O P-8 já foi selecionado pelos Estados Unidos, Índia, Austrália, Noruega, Nova Zelândia e Coreia do Sul.

A Boeing acredita que as capacidades anti-submarinas da OTAN estão atualmente limitadas porque as aeronaves em serviço são antigas e muitas nações não possuem aeronaves de patrulha marítima, mesmo com a atividade submarina russa retornando aos padrões da Guerra Fria. A OTAN tem um programa chamado M3A para atualizar esses recursos, mas a Boeing diz que o novo sistema não estará disponível até 2035.

A Boeing, portanto, propõe a construção de uma frota da OTAN como uma solução intermediária para preencher a lacuna de capacidade a curto prazo.

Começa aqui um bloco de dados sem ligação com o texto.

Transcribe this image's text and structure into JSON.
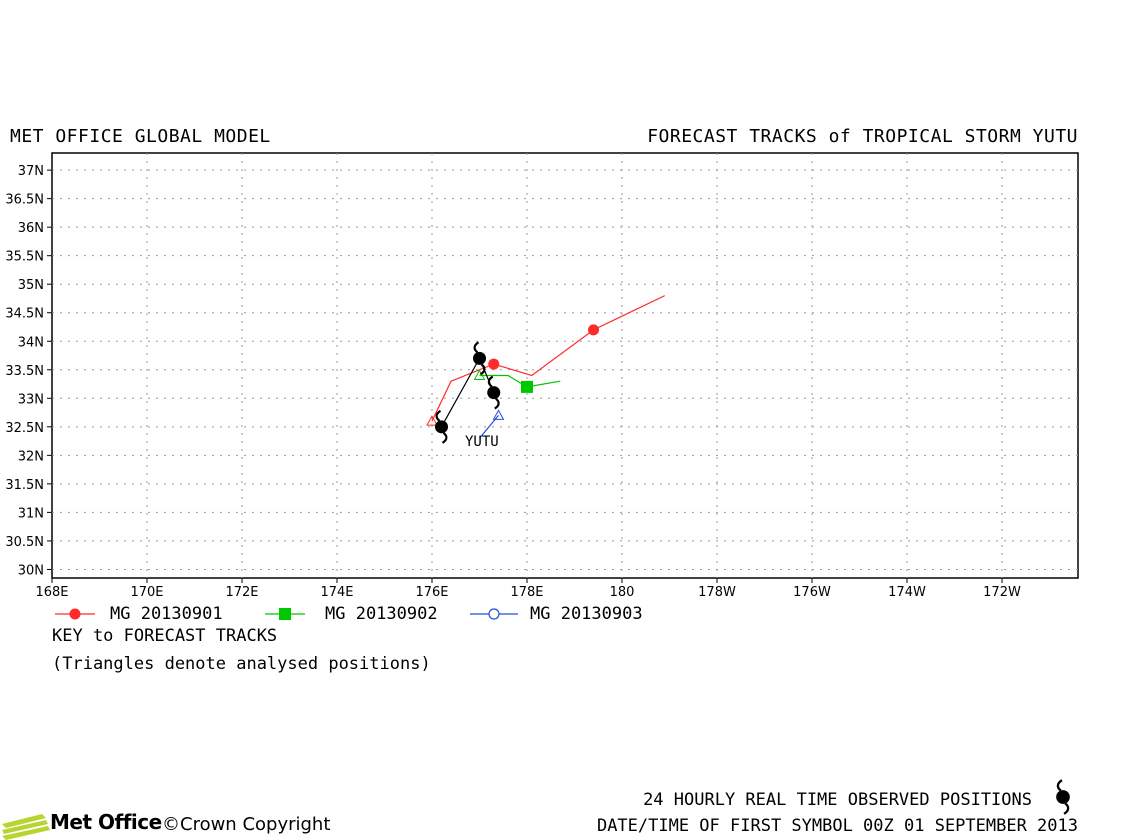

A OTAN já possui frotas de aeronaves de alerta aéreo antecipado AWACS, aeronaves de transporte C-17 e em breve terá uma frota de reabastecedores A330 MRTT.

A Boeing produz 18 aviões P-8 por ano e as últimas entregas estão programadas para 2023. O Reino Unido encomendou novos P-8, o primeiro dos quais será entregue em outubro de 2019.

A França, por sua vez, lançou um programa de renovação de seus ATL2 para permitir que os dispositivos permaneçam em vigor até a aquisição de um novo sistema. Deve ser desenvolvido em cooperação com a Alemanha como parte do programa MAWS.